MAN WHO SPENT 70YEARS IN AN IRON TANK DIES .(PHOTO).


 MAN WHO SPENT 70YEARS IN AN IRON TANK DIES 



The polio survivor known as "the man in the iron lung" has died at the age of 78.


"Paul Alexander, 'The Man in the Iron Lung', passed away yesterday," a post on a fundraising website said.


In 1952, when he became ill, doctors in his hometown of Dallas operated on him, saving his life. But the polio meant his body and was no longer able to breathe on his own.


The answer was to place him in a so-called iron lung - a metal cylinder enclosing his body up to his neck.

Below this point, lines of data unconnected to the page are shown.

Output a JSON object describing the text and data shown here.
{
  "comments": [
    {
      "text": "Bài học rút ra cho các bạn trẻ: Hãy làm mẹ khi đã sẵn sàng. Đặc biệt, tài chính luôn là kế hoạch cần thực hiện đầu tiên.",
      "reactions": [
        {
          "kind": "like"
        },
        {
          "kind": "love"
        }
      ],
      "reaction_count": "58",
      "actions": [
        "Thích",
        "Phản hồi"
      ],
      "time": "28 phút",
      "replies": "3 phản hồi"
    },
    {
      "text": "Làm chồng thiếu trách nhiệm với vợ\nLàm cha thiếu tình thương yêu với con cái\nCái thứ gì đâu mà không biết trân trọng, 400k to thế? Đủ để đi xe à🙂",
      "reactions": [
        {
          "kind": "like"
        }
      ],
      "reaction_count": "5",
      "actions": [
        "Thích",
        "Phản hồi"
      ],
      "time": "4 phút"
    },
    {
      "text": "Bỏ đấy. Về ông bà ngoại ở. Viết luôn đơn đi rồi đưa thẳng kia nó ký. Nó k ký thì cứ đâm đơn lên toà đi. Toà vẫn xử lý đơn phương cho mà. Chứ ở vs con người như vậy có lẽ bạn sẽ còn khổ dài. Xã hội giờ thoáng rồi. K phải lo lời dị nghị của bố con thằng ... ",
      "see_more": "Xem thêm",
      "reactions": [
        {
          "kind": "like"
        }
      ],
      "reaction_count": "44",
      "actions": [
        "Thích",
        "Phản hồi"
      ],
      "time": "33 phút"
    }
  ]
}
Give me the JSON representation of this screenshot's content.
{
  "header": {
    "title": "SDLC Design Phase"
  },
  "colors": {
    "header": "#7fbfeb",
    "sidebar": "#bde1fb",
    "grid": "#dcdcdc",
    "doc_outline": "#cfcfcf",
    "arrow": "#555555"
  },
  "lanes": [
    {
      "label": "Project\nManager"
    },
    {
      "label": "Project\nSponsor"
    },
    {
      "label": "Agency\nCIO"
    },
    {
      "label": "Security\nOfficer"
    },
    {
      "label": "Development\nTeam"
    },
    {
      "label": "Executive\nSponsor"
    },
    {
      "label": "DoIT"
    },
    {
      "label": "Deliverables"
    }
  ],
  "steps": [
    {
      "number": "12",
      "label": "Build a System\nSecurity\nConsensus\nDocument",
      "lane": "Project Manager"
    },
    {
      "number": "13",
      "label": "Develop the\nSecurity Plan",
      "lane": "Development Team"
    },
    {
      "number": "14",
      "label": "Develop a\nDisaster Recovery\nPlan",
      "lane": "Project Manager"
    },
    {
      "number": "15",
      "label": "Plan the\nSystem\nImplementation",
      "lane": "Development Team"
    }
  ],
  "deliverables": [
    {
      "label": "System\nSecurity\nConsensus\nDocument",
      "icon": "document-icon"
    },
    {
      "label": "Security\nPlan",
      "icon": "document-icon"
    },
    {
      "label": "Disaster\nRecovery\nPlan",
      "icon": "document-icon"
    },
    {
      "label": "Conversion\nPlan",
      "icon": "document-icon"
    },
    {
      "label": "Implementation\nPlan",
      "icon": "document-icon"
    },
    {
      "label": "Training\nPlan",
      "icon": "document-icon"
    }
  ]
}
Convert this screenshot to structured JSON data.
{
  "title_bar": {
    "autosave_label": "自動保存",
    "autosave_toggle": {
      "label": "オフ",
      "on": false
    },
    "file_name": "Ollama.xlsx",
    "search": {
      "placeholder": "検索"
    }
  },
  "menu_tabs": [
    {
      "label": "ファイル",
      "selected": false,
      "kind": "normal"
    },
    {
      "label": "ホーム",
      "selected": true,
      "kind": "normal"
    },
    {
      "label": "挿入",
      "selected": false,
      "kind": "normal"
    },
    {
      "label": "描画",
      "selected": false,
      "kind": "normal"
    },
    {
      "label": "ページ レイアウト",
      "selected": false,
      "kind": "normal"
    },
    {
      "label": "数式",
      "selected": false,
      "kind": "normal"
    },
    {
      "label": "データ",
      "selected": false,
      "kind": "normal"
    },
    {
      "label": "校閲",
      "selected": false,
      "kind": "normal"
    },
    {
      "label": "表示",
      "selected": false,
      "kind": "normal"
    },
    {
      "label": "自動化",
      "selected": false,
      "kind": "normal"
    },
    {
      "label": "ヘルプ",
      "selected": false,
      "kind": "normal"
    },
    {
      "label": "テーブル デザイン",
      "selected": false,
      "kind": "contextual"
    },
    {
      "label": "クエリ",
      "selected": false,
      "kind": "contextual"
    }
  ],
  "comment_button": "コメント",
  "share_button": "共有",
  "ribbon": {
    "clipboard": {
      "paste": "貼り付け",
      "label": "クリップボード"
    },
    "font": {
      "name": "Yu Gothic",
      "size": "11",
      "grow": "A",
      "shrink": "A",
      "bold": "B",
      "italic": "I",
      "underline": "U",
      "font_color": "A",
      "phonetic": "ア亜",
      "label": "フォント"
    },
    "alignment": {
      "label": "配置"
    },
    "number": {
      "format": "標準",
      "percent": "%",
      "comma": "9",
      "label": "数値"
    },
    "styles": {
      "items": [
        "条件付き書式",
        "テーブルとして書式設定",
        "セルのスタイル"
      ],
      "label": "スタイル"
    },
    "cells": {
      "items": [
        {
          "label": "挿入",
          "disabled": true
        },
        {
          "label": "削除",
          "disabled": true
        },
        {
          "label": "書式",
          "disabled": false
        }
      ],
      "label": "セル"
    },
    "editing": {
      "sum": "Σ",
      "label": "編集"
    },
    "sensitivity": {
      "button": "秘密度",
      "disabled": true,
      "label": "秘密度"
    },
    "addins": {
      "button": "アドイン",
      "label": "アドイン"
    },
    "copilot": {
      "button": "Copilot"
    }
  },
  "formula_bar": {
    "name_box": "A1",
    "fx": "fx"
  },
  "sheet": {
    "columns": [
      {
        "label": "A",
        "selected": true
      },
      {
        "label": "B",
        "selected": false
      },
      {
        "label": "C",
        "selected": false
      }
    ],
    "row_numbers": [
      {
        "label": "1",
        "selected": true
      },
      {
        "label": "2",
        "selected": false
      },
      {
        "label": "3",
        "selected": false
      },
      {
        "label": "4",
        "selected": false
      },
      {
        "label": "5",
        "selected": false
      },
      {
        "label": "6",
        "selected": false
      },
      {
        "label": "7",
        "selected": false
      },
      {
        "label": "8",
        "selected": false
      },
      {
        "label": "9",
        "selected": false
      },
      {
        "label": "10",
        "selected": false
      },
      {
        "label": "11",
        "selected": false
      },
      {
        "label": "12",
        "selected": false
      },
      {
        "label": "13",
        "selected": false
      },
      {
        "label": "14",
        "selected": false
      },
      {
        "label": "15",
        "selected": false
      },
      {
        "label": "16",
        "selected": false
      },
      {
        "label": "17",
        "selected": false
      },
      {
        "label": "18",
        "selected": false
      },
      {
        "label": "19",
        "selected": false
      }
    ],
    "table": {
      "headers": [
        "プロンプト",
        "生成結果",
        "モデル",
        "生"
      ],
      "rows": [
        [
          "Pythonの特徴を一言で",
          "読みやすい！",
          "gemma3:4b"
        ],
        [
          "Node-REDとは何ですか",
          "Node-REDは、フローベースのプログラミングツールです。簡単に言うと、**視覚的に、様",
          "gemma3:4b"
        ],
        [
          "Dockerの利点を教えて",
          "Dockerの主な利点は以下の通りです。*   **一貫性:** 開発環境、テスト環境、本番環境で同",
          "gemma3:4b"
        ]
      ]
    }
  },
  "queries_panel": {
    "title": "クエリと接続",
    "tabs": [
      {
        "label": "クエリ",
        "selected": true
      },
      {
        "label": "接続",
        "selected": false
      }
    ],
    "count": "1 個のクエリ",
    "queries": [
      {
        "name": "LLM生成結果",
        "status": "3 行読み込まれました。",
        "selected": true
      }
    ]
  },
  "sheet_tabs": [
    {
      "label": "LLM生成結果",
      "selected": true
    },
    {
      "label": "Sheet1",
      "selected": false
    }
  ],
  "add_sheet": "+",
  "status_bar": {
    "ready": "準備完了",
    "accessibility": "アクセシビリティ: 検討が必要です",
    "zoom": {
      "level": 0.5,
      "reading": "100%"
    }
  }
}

The lung, which he called his "old iron horse", allowed him to breathe. Bellows sucked air out of the cylinder, forcing his lungs to expand and take in air. When the air was let back in, the same process in reverse made his lungs deflate.


After years, Alexander eventually learned to breathe by himself so that he was able to leave the lung for short periods of time.


Like most polio survivors placed in iron lungs, he was not expected to survive long. But he lived for decades, long after the invention of the polio vaccine in the 1950s all but eradicated the disease in the Western world.


He graduated from high school, then attended the Southern Methodist University. In 1984, he gained a law degree from the University of Texas at Austin. Admitted to the bar two years later, he practiced as a lawyer for decades.


"I knew if I was going to do anything with my life, it was going to have to be a mental thing," he told the Guardian in 2020.


That year, he published a memoir which reportedly took him eight years to write using a plastic stick to type on a keyboard and dictating to a friend.


Advances in medicine made iron lungs obsolete by the 1960s, replaced by ventilators. But Alexander kept living in the cylinder because, he said, he was used to it.


He was recognised by Guinness World Records as the person who lived the longest in an iron tank.